Bayesian statistics work quite differently. You start by giving your best guess of data important to you. For example, you might make a forecast of the price of GLD (the gold exchange-traded fund) in two months at 170. (Incidentally, GLD is 165 as this article is being written.) How you come about the forecast isn’t important. It does not have to be mathematically derived. Instead, it simply can be your intuitive trading feel for the market.
Also, you do not just forecast a point. Instead, you allow for your uncertainty by forecasting a probability distribution. So, you might say that your expectation of the price of gold in two months would be distributed in a bell curve with a mean of 170 and a 50% probability of being between 163 and 177 (a standard deviation of about 10 points). Bayesians call this a “prior probability distribution” because it is made before any new market data are generated.

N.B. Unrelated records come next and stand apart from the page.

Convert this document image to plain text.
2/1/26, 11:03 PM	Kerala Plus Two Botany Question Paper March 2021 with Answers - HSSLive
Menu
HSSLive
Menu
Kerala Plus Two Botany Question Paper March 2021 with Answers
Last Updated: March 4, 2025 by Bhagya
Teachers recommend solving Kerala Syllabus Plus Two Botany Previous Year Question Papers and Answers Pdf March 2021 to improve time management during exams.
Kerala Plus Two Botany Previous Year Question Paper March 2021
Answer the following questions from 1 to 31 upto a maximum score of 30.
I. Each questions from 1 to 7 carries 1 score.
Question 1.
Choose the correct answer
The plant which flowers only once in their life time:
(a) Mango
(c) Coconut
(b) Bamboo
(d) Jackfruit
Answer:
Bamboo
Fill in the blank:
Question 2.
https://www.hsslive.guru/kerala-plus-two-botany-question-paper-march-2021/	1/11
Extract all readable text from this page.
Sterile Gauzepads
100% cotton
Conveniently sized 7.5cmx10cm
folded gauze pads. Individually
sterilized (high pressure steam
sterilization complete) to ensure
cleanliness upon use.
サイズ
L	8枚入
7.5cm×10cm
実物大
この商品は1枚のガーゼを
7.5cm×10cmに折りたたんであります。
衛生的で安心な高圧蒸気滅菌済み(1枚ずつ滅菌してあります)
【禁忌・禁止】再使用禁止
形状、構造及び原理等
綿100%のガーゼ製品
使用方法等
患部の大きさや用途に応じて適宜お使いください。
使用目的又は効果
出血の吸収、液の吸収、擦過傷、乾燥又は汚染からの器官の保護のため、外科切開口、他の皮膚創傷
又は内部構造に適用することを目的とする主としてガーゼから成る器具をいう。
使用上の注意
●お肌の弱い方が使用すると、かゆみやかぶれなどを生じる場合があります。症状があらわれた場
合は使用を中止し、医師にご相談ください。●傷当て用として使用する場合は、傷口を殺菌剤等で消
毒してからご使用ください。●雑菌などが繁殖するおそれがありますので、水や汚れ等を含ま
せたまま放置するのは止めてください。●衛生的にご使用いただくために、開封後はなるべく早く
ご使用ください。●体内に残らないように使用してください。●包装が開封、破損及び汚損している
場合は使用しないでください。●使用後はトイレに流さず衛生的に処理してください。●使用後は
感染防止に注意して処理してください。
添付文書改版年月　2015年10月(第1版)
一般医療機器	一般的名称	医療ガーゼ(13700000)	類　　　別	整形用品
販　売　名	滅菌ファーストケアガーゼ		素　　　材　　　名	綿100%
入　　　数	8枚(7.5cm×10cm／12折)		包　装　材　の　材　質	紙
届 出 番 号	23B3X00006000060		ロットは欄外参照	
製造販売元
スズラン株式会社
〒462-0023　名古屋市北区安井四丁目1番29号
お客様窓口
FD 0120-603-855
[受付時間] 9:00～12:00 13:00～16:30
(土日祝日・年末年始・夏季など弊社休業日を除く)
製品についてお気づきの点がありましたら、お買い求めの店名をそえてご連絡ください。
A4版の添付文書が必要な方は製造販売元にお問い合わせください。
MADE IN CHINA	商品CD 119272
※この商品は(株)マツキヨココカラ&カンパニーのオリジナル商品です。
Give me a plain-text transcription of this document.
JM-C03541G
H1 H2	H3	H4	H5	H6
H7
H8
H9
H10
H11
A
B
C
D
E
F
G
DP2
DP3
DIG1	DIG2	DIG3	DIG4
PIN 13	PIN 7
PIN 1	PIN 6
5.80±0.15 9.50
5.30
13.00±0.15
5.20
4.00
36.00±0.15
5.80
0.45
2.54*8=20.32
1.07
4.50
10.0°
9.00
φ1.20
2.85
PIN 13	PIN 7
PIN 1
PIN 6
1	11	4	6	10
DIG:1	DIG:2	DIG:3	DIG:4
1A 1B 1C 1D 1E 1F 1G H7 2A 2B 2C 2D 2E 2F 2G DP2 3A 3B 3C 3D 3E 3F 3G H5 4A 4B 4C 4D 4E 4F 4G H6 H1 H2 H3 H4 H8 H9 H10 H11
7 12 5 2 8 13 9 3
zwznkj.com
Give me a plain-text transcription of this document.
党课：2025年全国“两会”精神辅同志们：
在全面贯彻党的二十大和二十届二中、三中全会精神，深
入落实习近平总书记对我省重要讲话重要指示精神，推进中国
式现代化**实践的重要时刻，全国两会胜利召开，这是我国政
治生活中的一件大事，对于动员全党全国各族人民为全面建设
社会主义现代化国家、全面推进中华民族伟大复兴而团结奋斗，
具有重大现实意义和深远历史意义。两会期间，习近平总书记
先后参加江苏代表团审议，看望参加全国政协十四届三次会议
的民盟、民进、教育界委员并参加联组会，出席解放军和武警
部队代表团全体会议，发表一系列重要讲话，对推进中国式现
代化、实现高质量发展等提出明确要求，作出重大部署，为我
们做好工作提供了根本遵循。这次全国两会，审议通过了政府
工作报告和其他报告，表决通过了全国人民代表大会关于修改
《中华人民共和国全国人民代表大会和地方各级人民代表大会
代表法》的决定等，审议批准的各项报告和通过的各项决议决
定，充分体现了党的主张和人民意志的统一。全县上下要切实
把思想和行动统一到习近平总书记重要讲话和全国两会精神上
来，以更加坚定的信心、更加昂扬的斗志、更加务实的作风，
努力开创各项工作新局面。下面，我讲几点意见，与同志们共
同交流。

Now the second step. What if GLD goes down to 150 in the month? Would you still be willing to say that it is likely to go to 170 the month after? If you are a trader who listens to the market, you probably wouldn’t be as sure.
Bayesian analysis takes this into account by updating your prior distribution based on the likelihood of the new data point. In this case, because your old forecast pointed to a small likelihood of gold going down, your new forecast distribution of gold prices should be lower. This is called the “posterior distribution” by Bayesians because it is made after the arrival of new data.
“Shifting distributions” (below) shows the two distributions in the GLD example. Note that the middle of the range of the posterior is slightly lower than that of the prior, and that the probability of the upside has been reduced significantly.
Some traders have shied away from Bayesian techniques because of their complexity. If you want to delve further into this, and know college math, the Wikipedia article on “Bayesian Inference” is a good place to start. Otherwise, just keep reading; the spreadsheet will do the math for you.
One more thing: In actual trading, you may find that the simple practice of putting a prior distribution on paper will improve your results. By making your views explicit, you may find it easier to overcome some behavioral biases.